Date: August 15, 2024
Contributors: Abuzar Mahmood, abuzarmahmood
PR: https://github.com/katzlabbrandeis/blech_clust/pull/204
The workflow management system was significantly improved in the PR released on August 15, 2024 titled, “45 workflow management – only run next step if dependencies have been fulfilled.” This PR aimed at enhancing the efficiency and reliability of the Blech_Clust pipeline.

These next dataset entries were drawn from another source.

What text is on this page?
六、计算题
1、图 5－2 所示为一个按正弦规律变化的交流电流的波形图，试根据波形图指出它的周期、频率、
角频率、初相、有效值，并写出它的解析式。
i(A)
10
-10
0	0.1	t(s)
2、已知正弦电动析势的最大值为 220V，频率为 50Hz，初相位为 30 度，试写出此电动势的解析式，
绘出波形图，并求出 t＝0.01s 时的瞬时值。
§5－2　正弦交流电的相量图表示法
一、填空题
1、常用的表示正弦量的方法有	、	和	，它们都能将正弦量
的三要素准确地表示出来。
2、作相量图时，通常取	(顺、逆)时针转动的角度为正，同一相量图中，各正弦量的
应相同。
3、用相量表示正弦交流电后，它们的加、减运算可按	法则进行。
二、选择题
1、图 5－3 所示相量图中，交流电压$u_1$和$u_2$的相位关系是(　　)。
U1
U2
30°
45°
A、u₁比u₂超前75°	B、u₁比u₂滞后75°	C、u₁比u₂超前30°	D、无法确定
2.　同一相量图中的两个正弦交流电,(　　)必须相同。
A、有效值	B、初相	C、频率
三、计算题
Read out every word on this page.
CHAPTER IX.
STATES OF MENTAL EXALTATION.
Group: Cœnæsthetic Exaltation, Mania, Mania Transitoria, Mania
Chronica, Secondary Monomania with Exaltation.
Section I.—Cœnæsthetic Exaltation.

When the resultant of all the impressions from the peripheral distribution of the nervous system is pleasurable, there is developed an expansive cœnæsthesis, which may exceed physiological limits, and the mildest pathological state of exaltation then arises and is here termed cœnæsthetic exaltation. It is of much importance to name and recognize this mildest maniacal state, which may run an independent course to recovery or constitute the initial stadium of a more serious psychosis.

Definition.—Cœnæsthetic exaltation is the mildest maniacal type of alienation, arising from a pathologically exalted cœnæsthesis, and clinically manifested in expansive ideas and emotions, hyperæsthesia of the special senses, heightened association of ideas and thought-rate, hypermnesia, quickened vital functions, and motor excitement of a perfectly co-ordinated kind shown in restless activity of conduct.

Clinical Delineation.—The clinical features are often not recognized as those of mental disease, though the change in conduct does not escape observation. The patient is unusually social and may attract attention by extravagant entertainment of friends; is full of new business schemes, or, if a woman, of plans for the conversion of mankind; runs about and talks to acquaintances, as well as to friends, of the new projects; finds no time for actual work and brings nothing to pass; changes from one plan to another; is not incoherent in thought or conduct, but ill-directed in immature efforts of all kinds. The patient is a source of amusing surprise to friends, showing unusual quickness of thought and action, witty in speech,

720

A total of 21 files were changed with 413 additions and 28 deletions, predominantly in Python and JSON. The key files affected were blech_clust.py
, blech_common_avg_reference.py
, blech_exp_info.py
, blech_make_arrays.py
, and blech_make_psth.py
.
The core change was the introduction of a pipeline graph check in the workflow management system. This new feature ensures that the next step in the pipeline is only run if its dependencies have been fulfilled. Here is a snapshot of the code diff for blech_clust.py
:
diff --git a/blech_clust.py b/blech_clust.py
@@ -13,7 +13,7 @@
# Necessary blech_clust modules
from utils import read_file
from utils.qa_utils import channel_corr
-from utils.blech_utils import entry_checker, imp_metadata
+from utils.blech_utils import entry_checker, imp_metadata, pipeline_graph_check
The pipeline graph check is performed by importing pipeline_graph_check
from utils.blech_utils
. The function check_previous(script_path)
checks if the previous scripts in the pipeline have been successfully executed and write_to_log(script_path, 'attempted')
logs the attempt of the current script. After successful completion of the script, write_to_log(script_path, 'completed')
writes the success to the log.
Similar changes were introduced in the other key files.
These changes bring about a significant improvement in pipeline efficiency by preventing the pipeline from executing steps whose dependencies are not fulfilled. This minimizes the risk of errors and maximizes the use of computational resources.
In addition, the detailed logging of each step in the pipeline aids in debugging and tracking the progress of data processing. It allows users to easily identify any issues within the pipeline and fix them promptly.
This PR brings about a marked enhancement in the workflow management of the Blech_Clust pipeline. It significantly improves the efficiency and robustness of the pipeline, making it more user-friendly and reliable. As the Blech_Clust project continues to evolve, these changes provide a strong foundation for future improvements and additions.